At the stage’s midpoint, several books and magazines are arranged in a ring. Paper streamers of blank white cash register tape radiate from the objects on the floor up into the fly space, creating an arena or open cage-like feeling, and a spectacular visual design on the very cheap, using loaded signifiers.
Linehan enters the space, steps into the circle, and slowly looks around at his viewers, making eye contact as he does.
He begins to spin and also speak, first repeating the number one over and over in quick bursts, along with a recorded version.
The spinning never ceases until the end, nor does the talking. “This is not about everything” eventually becomes “This is not about desperation,” “endurance,” and even “stay the course,” which is punctuated with hot light and bent elbows. Early on, as you wonder how he can sustain that kind of action, his words intercept the thought, and he tells us, “A person can get used to anything.”
Over the course of the 20-plus minute dance, Linehan alters his pacing, his legwork, and, especially, the way he uses his arms - to snap around and speed up his turns, to smack against his chest when he asks, “Do you know who I am?” and to pull tightly into his body and grab at his torso.
Linehan spins, eventually stripping down to his underwear, all the time insisting, “This is not about spinning,” “Iraq, Pakistan, AIDS, social injustice,” and “this predominantly white audience,” to which Levasseur adds another hot flash.

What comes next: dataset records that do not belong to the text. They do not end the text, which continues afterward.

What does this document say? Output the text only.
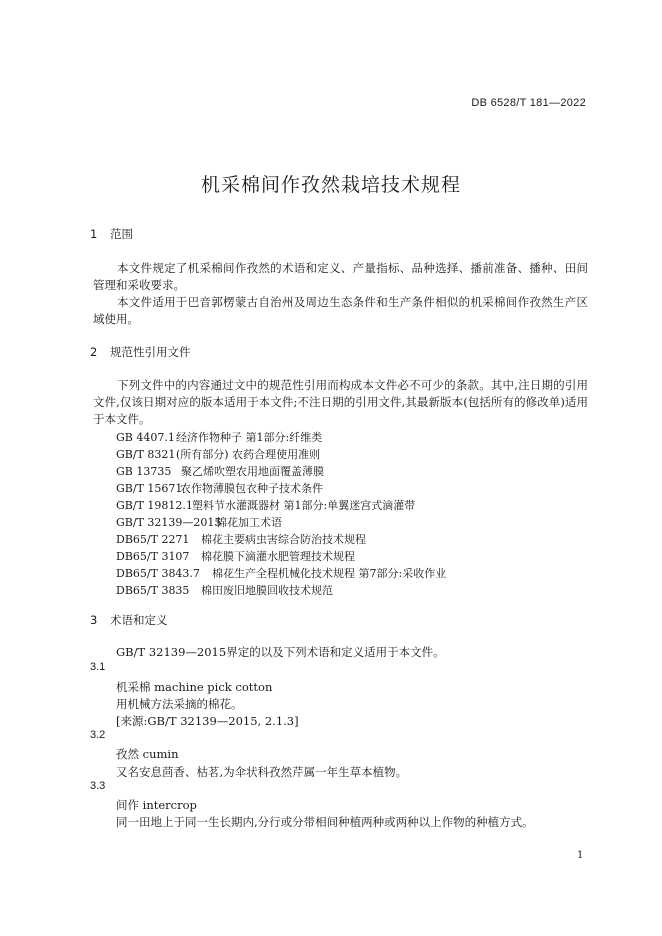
DB 6528/T 181—2022
机采棉间作孜然栽培技术规程
1 范围
本文件规定了机采棉间作孜然的术语和定义、产量指标、品种选择、播前准备、播种、田间管理和采收要求。
本文件适用于巴音郭楞蒙古自治州及周边生态条件和生产条件相似的机采棉间作孜然生产区域使用。
2 规范性引用文件
下列文件中的内容通过文中的规范性引用而构成本文件必不可少的条款。其中,注日期的引用文件,仅该日期对应的版本适用于本文件;不注日期的引用文件,其最新版本(包括所有的修改单)适用于本文件。
GB 4407.1经济作物种子 第1部分:纤维类
GB/T 8321(所有部分) 农药合理使用准则
GB 13735 聚乙烯吹塑农用地面覆盖薄膜
GB/T 15671农作物薄膜包衣种子技术条件
GB/T 19812.1塑料节水灌溉器材 第1部分:单翼迷宫式滴灌带
GB/T 32139—2015棉花加工术语
DB65/T 2271 棉花主要病虫害综合防治技术规程
DB65/T 3107 棉花膜下滴灌水肥管理技术规程
DB65/T 3843.7 棉花生产全程机械化技术规程 第7部分:采收作业
DB65/T 3835 棉田废旧地膜回收技术规范
3 术语和定义
GB/T 32139—2015界定的以及下列术语和定义适用于本文件。
3.1
机采棉 machine pick cotton
用机械方法采摘的棉花。
[来源:GB/T 32139—2015, 2.1.3]
3.2
孜然 cumin
又名安息茴香、枯茗,为伞状科孜然芹属一年生草本植物。
3.3
间作 intercrop
同一田地上于同一生长期内,分行或分带相间种植两种或两种以上作物的种植方式。
1
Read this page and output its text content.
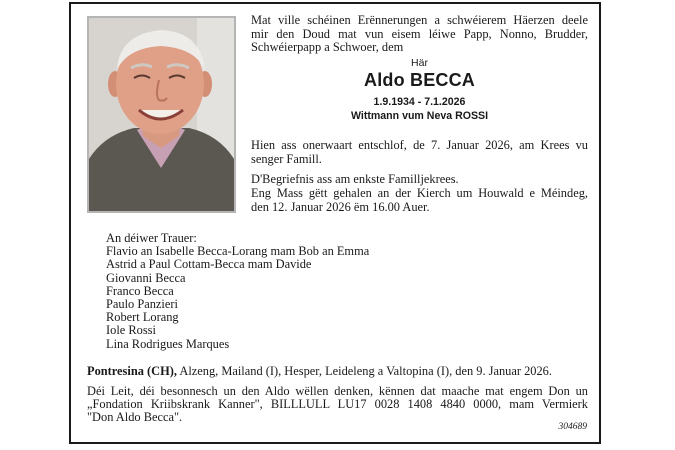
Mat ville schéinen Erënnerungen a schwéierem Häerzen deele
mir den Doud mat vun eisem léiwe Papp, Nonno, Brudder,
Schwéierpapp a Schwoer, dem
Här
Aldo BECCA
1.9.1934 - 7.1.2026
Wittmann vum Neva ROSSI
Hien ass onerwaart entschlof, de 7. Januar 2026, am Krees vu
senger Famill.
D'Begriefnis ass am enkste Familljekrees.
Eng Mass gëtt gehalen an der Kierch um Houwald e Méindeg,
den 12. Januar 2026 ëm 16.00 Auer.
An déiwer Trauer:
Flavio an Isabelle Becca-Lorang mam Bob an Emma
Astrid a Paul Cottam-Becca mam Davide
Giovanni Becca
Franco Becca
Paulo Panzieri
Robert Lorang
Iole Rossi
Lina Rodrigues Marques
Pontresina (CH), Alzeng, Mailand (I), Hesper, Leideleng a Valtopina (I), den 9. Januar 2026.
Déi Leit, déi besonnesch un den Aldo wëllen denken, kënnen dat maache mat engem Don un
„Fondation Kriibskrank Kanner", BILLLULL LU17 0028 1408 4840 0000, mam Vermierk
"Don Aldo Becca".
304689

The lighting becomes frenetic, punctuating each denial like electronic exclamations - as when four circles of moving or “intelligent lights” pop out from center and quickly disappear into the four corners when Linehan avers, “This is not about me being clever.”
Linehan may not have invented the personal-is-political autobiographical solo, or the idea of placing audience members in each other’s line of sight, but he is an artist struggling to balance the morals of life as an artist in a country that has been spinning out of control for the last seven years.
He wrote a check, spoke his mind publicly, and made something about it, adding a quiet little dance at the end of slowly melting plies in fourth position, and roll ups in parallel - just a spoonful of sugar to help the medicine go down. Call it young, call it simple, and call it a success.